L’apertura di una interlocuzione politica tra il governo russo e l’Hdp curdo procede in contemporanea con la recente decisione di rafforzare il sostegno militare alle milizie curde siriane, gemellate con il Partito dei Lavoratori del Kurdistan nei confronti del quale le forze armate turche hanno dalla scorsa estate lanciato una vasta offensiva sia in territorio turco che iracheno (e non sono mancati bombardamenti di artiglieria contro le Ypg in Rojava). Nei giorni scorsi un portavoce ufficiale delle Unità di Protezione del Popolo, parlando da Qamishli (Siria del Nord) ha minacciato la Turchia di colpire qualsiasi aereo o elicottero che si azzardi a violare lo spazio aereo nella regione abitata e controllata dai curdi. Nel frattempo l’aviazione militare russa ha coperto con bombardamenti aerei alcune offensive contro le milizie islamiste da parte delle Ypg e delle Forze Democratiche Siriane, coalizione creata dai curdi insieme ad alcune milizie locali formate da altre etnie. E ciò nonostante il fatto che le Ypg stiano ricevendo ampio sostegno militare e logistico, oltre che copertura aerea, anche da parte delle forze armate statunitensi.
Oltre a contendere a Washington la relazione con le milizie curde, forza laica finora più ostile alle organizzazioni jihadiste che al regime di Assad nei confronti del quale esiste da anni una sorta di patto di non aggressione, Mosca mira a bloccare il progetto turco di invadere il nord della Siria per imporvi un protettorato. Obiettivo che ovviamente vede i curdi concordi, preoccupati che l’ingresso di truppe turche nel proprio territorio favorisca i jihadisti dello Stato Islamico e di al Nusra e interrompa la continuità territoriale tra i diversi cantoni del Rojava.

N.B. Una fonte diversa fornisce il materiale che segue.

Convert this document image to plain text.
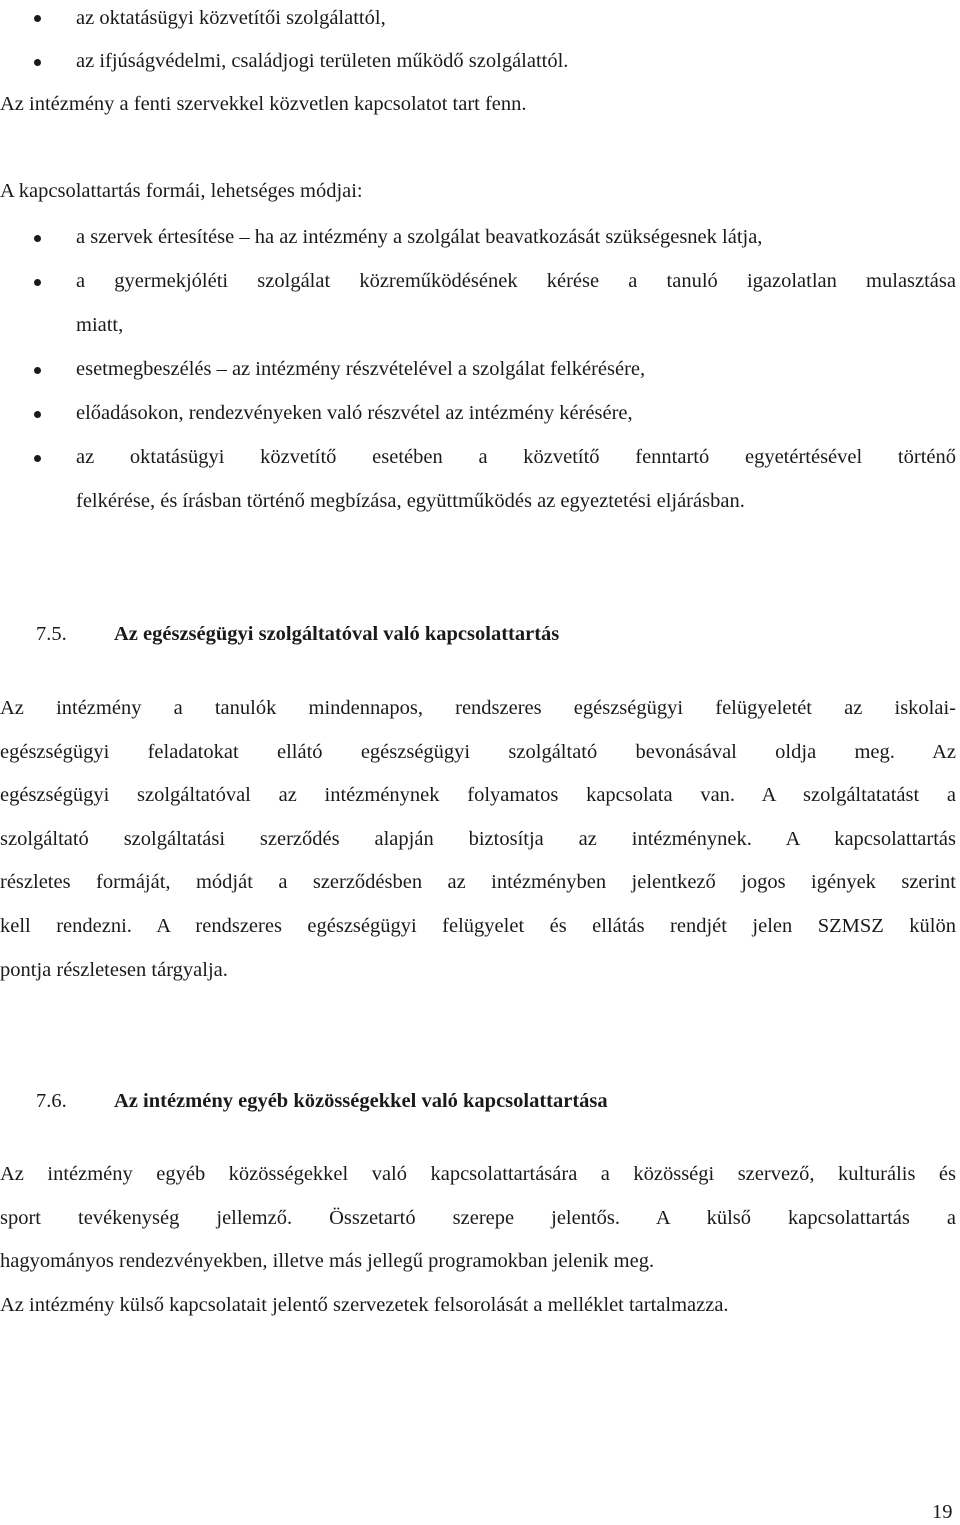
az oktatásügyi közvetítői szolgálattól,
az ifjúságvédelmi, családjogi területen működő szolgálattól.
Az intézmény a fenti szervekkel közvetlen kapcsolatot tart fenn.
A kapcsolattartás formái, lehetséges módjai:
a szervek értesítése – ha az intézmény a szolgálat beavatkozását szükségesnek látja,
a gyermekjóléti szolgálat közreműködésének kérése a tanuló igazolatlan mulasztása
miatt,
esetmegbeszélés – az intézmény részvételével a szolgálat felkérésére,
előadásokon, rendezvényeken való részvétel az intézmény kérésére,
az oktatásügyi közvetítő esetében a közvetítő fenntartó egyetértésével történő
felkérése, és írásban történő megbízása, együttműködés az egyeztetési eljárásban.
7.5. Az egészségügyi szolgáltatóval való kapcsolattartás
Az intézmény a tanulók mindennapos, rendszeres egészségügyi felügyeletét az iskolai-
egészségügyi feladatokat ellátó egészségügyi szolgáltató bevonásával oldja meg. Az
egészségügyi szolgáltatóval az intézménynek folyamatos kapcsolata van. A szolgáltatatást a
szolgáltató szolgáltatási szerződés alapján biztosítja az intézménynek. A kapcsolattartás
részletes formáját, módját a szerződésben az intézményben jelentkező jogos igények szerint
kell rendezni. A rendszeres egészségügyi felügyelet és ellátás rendjét jelen SZMSZ külön
pontja részletesen tárgyalja.
7.6. Az intézmény egyéb közösségekkel való kapcsolattartása
Az intézmény egyéb közösségekkel való kapcsolattartására a közösségi szervező, kulturális és
sport tevékenység jellemző. Összetartó szerepe jelentős. A külső kapcsolattartás a
hagyományos rendezvényekben, illetve más jellegű programokban jelenik meg.
Az intézmény külső kapcsolatait jelentő szervezetek felsorolását a melléklet tartalmazza.
19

Ed infatti già a settembre l’inviato del presidente russo Vladimir Putin in Medio Oriente, Mikhail Bogdanov, aveva incontrato a Parigi Saleh Muslim, il leader del Partito di Unità Democratica (PYD), la maggiore forza curda in Siria. Poi il 2 ottobre è stato ancora Bogdanov a ricevere a Mosca Asia Osman, una dei principali comandanti militari delle forze curde a Kobane. E poi il 23 ottobre è stato Putin in persona a sollecitare il PYD a “unire le forze” con le truppe del presidente siriano Assad contro le milizie islamiste.

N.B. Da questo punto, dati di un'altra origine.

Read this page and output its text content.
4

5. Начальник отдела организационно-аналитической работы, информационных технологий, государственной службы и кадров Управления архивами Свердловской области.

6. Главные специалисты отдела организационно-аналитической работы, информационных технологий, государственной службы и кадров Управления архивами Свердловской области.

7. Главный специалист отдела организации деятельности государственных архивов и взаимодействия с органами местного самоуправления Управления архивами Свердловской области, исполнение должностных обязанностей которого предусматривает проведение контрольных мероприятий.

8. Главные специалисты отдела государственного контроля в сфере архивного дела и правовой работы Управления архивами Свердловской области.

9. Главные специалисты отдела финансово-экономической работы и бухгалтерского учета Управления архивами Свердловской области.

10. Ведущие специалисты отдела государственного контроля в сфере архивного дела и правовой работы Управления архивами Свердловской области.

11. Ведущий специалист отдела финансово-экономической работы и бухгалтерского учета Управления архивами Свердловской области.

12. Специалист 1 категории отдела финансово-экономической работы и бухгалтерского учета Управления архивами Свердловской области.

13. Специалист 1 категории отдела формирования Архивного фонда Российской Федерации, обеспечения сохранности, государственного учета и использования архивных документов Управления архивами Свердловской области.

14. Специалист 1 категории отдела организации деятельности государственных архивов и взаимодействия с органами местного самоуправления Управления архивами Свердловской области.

Al progressivo avvicinamento tra i curdi e Russia la Nato – che pure sostiene le Ypg contro i jihadisti in Siria – ha risposto nei giorni scorsi annunciando l’invio di caccia e navi da guerra per rafforzare le difese della Turchia contro eventuali minacce esterne, ovviamente con esplicito riferimento al contenzioso con la Russia. Il segretario generale dell’Alleanza Atlantica, il norvegese Jens Stoltenberg, ha spiegato che la Nato valuterà quali mezzi inviare, sottolineando che si tratta di un provvedimento di carattere difensivo, «misure a protezione della Turchia in considerazione della situazione volatile nella regione». Si parla per ora di ricognitori Awacs che Stoltenberg ha descritto come “mezzi di polizia aerea”, e di navi da guerra fornite dalla Germania e dalla Danimarca.

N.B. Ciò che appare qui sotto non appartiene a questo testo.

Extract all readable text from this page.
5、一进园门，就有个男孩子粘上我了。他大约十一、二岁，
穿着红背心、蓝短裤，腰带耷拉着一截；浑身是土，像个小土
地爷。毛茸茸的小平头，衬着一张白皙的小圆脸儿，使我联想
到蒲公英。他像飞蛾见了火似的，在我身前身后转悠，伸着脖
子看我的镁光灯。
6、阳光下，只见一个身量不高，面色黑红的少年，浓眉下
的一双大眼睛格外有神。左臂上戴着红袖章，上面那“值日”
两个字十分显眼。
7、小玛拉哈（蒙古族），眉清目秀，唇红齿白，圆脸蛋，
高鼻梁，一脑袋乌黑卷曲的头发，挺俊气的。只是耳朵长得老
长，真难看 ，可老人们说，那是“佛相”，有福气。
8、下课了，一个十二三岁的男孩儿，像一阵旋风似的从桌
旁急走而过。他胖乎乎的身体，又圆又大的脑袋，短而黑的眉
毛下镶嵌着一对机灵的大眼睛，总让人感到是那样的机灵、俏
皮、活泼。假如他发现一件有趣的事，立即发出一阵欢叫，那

L’intenzione della Nato è blindare il confine tra Turchia e Siria. Una mossa che sicuramente rafforza Ankara dopo che la Russia ha risposto alle provocazioni militari turche in Siria schierando a nord di Damasco alcune batterie missilistiche di difesa antiaerea. Ma certo la presenza di mezzi della Nato nella zona calda di confine potrebbe anche costituire un freno alle intemperanze di Ankara che rischiano di far deflagrare un conflitto aperto con Mosca proprio mentre sia l’Ue che gli Stati Uniti trattano con Putin sul contrasto all’Isis.